Proper Use of phenylephrine
A nurse or other trained health professional will give you phenylephrine in a hospital. Phenylephrine is given through a needle placed in one of your veins.
Precautions While Using phenylephrine
Your doctor will check your progress closely while you are receiving phenylephrine. This will allow your doctor to see if the medicine is working properly and to decide if you should continue to receive it. Blood tests may be needed to check for unwanted effects.
Phenylephrine may cause a permanent depression (necrosis) under the skin at the injection site. Tell your doctor right away if you notice any of these side effects at the injection site: depressed or indented skin, blue-green to black skin discoloration, or pain, redness, or sloughing (peeling) of the skin.
Do not take other medicines unless they have been discussed with your doctor. This includes prescription or nonprescription (over-the-counter [OTC]) medicines and herbal or vitamin supplements.
Phenylephrine Side Effects
Along with its needed effects, a medicine may cause some unwanted effects. Although not all of these side effects may occur, if they do occur they may need medical attention.

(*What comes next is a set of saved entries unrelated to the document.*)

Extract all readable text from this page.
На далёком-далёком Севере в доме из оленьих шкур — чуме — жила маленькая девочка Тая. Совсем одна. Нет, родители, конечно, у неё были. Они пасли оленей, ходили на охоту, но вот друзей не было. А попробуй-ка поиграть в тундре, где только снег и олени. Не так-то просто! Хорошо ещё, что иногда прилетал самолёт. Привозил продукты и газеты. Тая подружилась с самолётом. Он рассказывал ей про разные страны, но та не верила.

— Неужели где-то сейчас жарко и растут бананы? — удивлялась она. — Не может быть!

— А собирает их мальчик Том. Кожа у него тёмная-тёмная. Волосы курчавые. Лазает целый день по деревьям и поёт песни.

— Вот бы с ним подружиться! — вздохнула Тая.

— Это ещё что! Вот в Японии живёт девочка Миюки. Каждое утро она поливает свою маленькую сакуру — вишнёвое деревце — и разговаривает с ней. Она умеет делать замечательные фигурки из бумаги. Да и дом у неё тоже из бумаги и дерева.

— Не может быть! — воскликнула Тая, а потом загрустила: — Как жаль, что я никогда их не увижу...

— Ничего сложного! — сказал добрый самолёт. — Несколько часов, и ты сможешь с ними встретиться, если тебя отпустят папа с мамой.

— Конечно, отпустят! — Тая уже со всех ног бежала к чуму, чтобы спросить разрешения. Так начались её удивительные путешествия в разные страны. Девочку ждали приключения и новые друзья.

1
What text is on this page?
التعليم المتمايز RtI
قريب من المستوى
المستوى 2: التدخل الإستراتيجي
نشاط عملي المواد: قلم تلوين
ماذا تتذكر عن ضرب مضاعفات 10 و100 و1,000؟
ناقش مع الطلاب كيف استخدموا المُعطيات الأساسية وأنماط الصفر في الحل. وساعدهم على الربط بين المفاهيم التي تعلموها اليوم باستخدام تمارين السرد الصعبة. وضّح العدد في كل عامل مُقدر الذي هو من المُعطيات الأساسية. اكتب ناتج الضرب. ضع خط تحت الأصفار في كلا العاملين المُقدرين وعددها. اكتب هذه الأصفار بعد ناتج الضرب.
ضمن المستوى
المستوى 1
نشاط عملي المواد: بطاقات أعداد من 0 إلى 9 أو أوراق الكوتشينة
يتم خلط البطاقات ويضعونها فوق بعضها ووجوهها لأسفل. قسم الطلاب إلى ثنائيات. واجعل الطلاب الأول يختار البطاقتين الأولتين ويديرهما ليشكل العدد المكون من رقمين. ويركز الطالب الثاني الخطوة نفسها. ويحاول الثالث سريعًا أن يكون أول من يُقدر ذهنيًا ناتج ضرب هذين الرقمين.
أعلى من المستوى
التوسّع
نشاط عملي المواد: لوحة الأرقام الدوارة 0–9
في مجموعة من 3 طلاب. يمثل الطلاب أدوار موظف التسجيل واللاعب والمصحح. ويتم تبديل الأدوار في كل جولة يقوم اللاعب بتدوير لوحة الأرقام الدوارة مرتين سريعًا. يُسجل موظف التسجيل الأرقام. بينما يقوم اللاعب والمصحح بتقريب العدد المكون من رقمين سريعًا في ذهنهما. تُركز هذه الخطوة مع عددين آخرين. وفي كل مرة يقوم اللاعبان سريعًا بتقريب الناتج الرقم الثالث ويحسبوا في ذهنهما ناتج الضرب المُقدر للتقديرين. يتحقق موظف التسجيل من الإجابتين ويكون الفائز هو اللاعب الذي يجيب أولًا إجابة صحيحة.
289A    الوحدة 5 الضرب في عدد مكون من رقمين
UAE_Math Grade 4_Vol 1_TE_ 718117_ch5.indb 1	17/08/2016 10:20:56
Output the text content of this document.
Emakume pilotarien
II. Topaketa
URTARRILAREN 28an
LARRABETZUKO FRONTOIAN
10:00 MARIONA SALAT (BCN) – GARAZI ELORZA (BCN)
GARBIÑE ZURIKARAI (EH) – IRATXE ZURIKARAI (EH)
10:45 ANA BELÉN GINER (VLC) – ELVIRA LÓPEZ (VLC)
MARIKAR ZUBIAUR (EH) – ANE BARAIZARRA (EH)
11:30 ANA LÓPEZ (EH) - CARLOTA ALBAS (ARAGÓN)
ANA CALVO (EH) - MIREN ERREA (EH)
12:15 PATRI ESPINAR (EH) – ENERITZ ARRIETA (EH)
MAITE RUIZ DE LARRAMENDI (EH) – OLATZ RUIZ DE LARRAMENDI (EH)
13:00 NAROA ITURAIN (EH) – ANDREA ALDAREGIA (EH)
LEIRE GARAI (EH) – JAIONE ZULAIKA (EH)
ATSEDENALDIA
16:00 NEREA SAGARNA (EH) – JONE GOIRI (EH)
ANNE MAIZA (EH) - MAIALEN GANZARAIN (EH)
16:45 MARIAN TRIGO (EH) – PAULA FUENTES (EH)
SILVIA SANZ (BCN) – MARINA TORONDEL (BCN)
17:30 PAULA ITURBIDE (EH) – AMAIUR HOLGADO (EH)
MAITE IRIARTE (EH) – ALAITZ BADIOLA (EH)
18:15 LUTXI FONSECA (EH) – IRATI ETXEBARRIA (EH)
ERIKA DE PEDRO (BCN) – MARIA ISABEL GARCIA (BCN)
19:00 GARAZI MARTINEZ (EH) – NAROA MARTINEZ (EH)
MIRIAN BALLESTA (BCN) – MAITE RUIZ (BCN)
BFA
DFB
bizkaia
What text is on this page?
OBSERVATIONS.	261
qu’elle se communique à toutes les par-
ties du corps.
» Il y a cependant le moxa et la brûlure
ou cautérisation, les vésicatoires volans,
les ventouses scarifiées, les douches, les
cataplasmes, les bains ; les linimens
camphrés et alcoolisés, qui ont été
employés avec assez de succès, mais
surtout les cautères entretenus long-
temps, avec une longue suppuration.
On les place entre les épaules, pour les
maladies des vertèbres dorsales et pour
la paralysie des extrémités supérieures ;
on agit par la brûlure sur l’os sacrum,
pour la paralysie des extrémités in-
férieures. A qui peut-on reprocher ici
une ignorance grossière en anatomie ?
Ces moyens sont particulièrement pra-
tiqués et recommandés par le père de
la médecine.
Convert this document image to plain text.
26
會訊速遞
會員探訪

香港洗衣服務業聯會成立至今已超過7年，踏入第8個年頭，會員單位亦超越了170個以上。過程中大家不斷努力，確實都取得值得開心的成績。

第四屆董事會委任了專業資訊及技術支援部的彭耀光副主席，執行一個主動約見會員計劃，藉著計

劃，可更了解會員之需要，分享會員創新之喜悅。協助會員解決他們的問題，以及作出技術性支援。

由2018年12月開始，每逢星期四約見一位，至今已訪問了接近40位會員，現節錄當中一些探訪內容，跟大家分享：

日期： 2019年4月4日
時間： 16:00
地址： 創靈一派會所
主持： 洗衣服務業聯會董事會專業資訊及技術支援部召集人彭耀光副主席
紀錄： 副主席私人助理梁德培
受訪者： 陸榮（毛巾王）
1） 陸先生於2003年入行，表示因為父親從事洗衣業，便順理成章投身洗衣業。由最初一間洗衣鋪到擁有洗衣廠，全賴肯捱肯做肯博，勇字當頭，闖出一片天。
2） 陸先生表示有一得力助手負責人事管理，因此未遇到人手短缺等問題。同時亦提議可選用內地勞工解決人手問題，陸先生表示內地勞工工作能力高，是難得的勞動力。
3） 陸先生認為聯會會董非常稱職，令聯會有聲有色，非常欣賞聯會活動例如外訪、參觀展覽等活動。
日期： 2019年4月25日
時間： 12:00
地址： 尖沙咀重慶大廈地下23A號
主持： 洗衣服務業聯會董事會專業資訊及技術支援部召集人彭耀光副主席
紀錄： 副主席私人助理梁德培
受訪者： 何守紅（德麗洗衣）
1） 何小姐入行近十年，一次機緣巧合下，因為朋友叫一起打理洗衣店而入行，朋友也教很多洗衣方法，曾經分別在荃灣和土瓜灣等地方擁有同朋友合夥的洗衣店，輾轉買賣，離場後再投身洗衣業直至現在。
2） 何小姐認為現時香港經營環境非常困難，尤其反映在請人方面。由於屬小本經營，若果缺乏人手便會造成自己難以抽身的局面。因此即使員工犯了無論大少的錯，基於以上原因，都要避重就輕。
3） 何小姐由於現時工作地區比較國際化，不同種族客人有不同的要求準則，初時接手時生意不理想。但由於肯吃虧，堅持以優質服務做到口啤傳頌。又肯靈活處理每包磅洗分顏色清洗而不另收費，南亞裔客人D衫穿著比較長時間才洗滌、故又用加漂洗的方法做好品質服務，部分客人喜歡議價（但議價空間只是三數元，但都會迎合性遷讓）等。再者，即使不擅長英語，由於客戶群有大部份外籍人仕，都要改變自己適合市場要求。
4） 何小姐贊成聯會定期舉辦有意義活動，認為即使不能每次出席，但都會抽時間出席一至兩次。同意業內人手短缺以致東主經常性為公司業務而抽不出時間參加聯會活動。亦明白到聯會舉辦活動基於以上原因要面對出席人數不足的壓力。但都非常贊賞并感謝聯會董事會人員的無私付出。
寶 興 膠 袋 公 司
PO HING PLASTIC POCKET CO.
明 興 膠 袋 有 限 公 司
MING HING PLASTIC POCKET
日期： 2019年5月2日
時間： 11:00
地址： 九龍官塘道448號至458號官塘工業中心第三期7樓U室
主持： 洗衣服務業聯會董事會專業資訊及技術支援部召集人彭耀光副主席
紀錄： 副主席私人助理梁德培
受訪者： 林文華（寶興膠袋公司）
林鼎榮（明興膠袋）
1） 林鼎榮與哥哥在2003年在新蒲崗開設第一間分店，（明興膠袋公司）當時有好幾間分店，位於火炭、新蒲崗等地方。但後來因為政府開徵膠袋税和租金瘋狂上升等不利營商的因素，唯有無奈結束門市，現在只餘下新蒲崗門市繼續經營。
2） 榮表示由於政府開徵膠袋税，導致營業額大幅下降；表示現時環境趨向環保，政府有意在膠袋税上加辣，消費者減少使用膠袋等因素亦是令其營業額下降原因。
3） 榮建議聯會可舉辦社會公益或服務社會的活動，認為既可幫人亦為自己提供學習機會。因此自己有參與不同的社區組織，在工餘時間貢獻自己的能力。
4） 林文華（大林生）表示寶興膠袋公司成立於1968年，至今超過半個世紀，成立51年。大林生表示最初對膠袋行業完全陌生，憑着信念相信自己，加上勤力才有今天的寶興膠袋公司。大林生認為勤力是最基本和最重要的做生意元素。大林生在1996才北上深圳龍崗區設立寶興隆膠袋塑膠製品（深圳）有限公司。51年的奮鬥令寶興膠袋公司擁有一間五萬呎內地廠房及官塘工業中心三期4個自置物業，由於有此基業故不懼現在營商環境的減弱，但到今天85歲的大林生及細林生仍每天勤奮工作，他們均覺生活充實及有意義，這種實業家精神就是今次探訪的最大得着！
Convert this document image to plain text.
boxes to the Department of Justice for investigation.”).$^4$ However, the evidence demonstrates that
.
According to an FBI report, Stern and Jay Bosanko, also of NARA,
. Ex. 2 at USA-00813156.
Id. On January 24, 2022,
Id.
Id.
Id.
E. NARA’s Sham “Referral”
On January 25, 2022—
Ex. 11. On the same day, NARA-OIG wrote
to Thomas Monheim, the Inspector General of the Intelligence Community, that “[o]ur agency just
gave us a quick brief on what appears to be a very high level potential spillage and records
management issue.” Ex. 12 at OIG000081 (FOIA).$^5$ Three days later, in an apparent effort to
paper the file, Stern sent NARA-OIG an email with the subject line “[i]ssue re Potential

Check with your doctor or nurse immediately if any of the following side effects occur:
Incidence not known
- Blurred vision
- chest pain or discomfort
- difficult or labored breathing
- fast, slow, or irregular heartbeat
- nausea or vomiting
- pain in the shoulders, arms, jaw, or neck
- pounding in the ears
- tightness in the chest
- unusual tiredness
Get emergency help immediately if any of the following symptoms of overdose occur:
Symptoms of overdose
- Feeling of fullness in the head
- pounding or rapid pulse
- tingling in the arms or legs
Some side effects may occur that usually do not need medical attention. These side effects may go away during treatment as your body adjusts to the medicine. Also, your health care professional may be able to tell you about ways to prevent or reduce some of these side effects. Check with your health care professional if any of the following side effects continue or are bothersome or if you have any questions about them:
Incidence not known
- itching skin
- pain in the neck
- pain or discomfort in chest, upper stomach, or throat
Other side effects not listed may also occur in some patients. If you notice any other effects, check with your healthcare professional.
Call your doctor for medical advice about side effects. You may report side effects to the FDA at 1-800-FDA-1088.
Always consult your healthcare provider to ensure the information displayed on this page applies to your personal circumstances.